The significant improvement in survival thus might be attributed to advances in treatment and the increasing role of surgeryas primary treatment as well as the introduction of a national accelerated cancer program in 2007. We cannot however conclude whether the improvement in survival could be attributed to earlier diagnosis due to the lack of information regarding tumor stage and treatment modality.

Our study has some limitations being of retrospective nature; the database does not hold complete information on treatment, TNM-stage or comorbidities. No pathology-specimens were reexamined due to anonymization of the data. The strengths of the study is that information was obtained from a national register, to which all reports of cancer became mandatory in 1987 allowing analysis of a large patient cohort, independent of individual or institutional biases as well as the structure of the Danish healthcare system, which is completely financed by taxes and in which all patients have equal access thus reflecting better the true incidence in the population.

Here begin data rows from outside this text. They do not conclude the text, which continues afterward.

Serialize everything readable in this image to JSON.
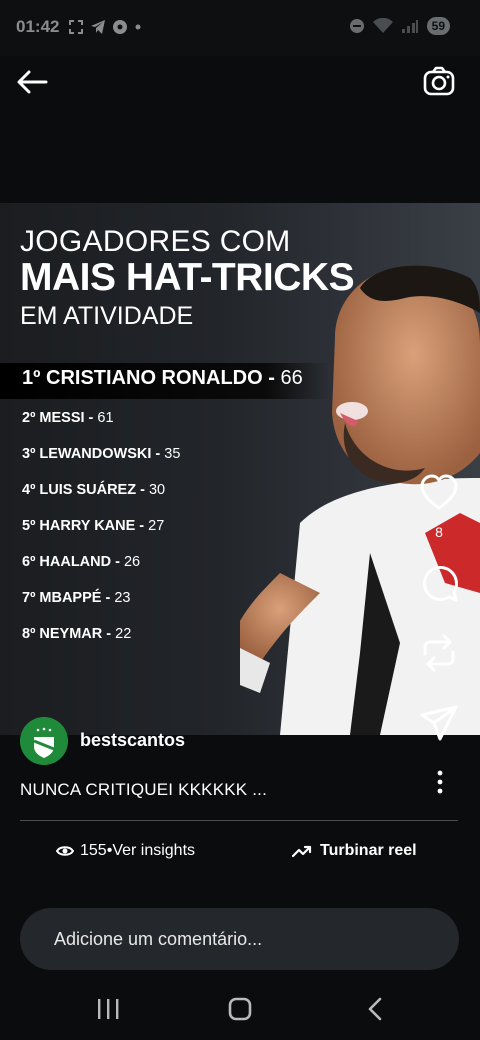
{
  "status": {
    "time": "01:42",
    "battery": "59"
  },
  "post": {
    "title_line1": "JOGADORES COM",
    "title_line2": "MAIS HAT-TRICKS",
    "title_line3": "EM ATIVIDADE",
    "first": {
      "rank": "1º",
      "name": "CRISTIANO RONALDO",
      "sep": " - ",
      "value": "66"
    },
    "ranking": [
      {
        "rank": "2º",
        "name": "MESSI",
        "sep": " - ",
        "value": "61"
      },
      {
        "rank": "3º",
        "name": "LEWANDOWSKI",
        "sep": " - ",
        "value": "35"
      },
      {
        "rank": "4º",
        "name": "LUIS SUÁREZ",
        "sep": " - ",
        "value": "30"
      },
      {
        "rank": "5º",
        "name": "HARRY KANE",
        "sep": " - ",
        "value": "27"
      },
      {
        "rank": "6º",
        "name": "HAALAND",
        "sep": " - ",
        "value": "26"
      },
      {
        "rank": "7º",
        "name": "MBAPPÉ",
        "sep": " - ",
        "value": "23"
      },
      {
        "rank": "8º",
        "name": "NEYMAR",
        "sep": " - ",
        "value": "22"
      }
    ]
  },
  "actions": {
    "like_count": "8"
  },
  "author": {
    "username": "bestscantos"
  },
  "caption": "NUNCA CRITIQUEI KKKKKK ...",
  "insights": {
    "views": "155",
    "separator": " • ",
    "label": "Ver insights"
  },
  "boost": {
    "label": "Turbinar reel"
  },
  "comment": {
    "placeholder": "Adicione um comentário..."
  },
  "icons": {
    "back": "arrow-left-icon",
    "camera": "camera-icon",
    "like": "heart-icon",
    "comment": "comment-icon",
    "repost": "repost-icon",
    "share": "send-icon",
    "more": "more-vertical-icon",
    "eye": "eye-icon",
    "trend": "trending-up-icon"
  },
  "colors": {
    "background": "#0a0c0d",
    "comment_bg": "#24272b",
    "avatar_bg": "#1f8a3a"
  }
}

In summary, sinonasal cancers are rare, consisting of many histological types of which the epithelial cancers are the most common. Sinonasal carcinomas are often diagnosed in an advanced stage and therefore associated with a poor prognosis.

Using population-based data from the DCR, we report an unchanged incidence of sinonasal cancer for men and women and a significant increase in survival in the period from 1980 to 2014. The study also demonstrates that the prognosis of this group of cancers is dependent on age, gender, histology, and location.

Disclosure statement

The authors report no conflicts of interest.

Correction Statement

This article has been corrected with minor changes. These changes do not impact the academic content of the article.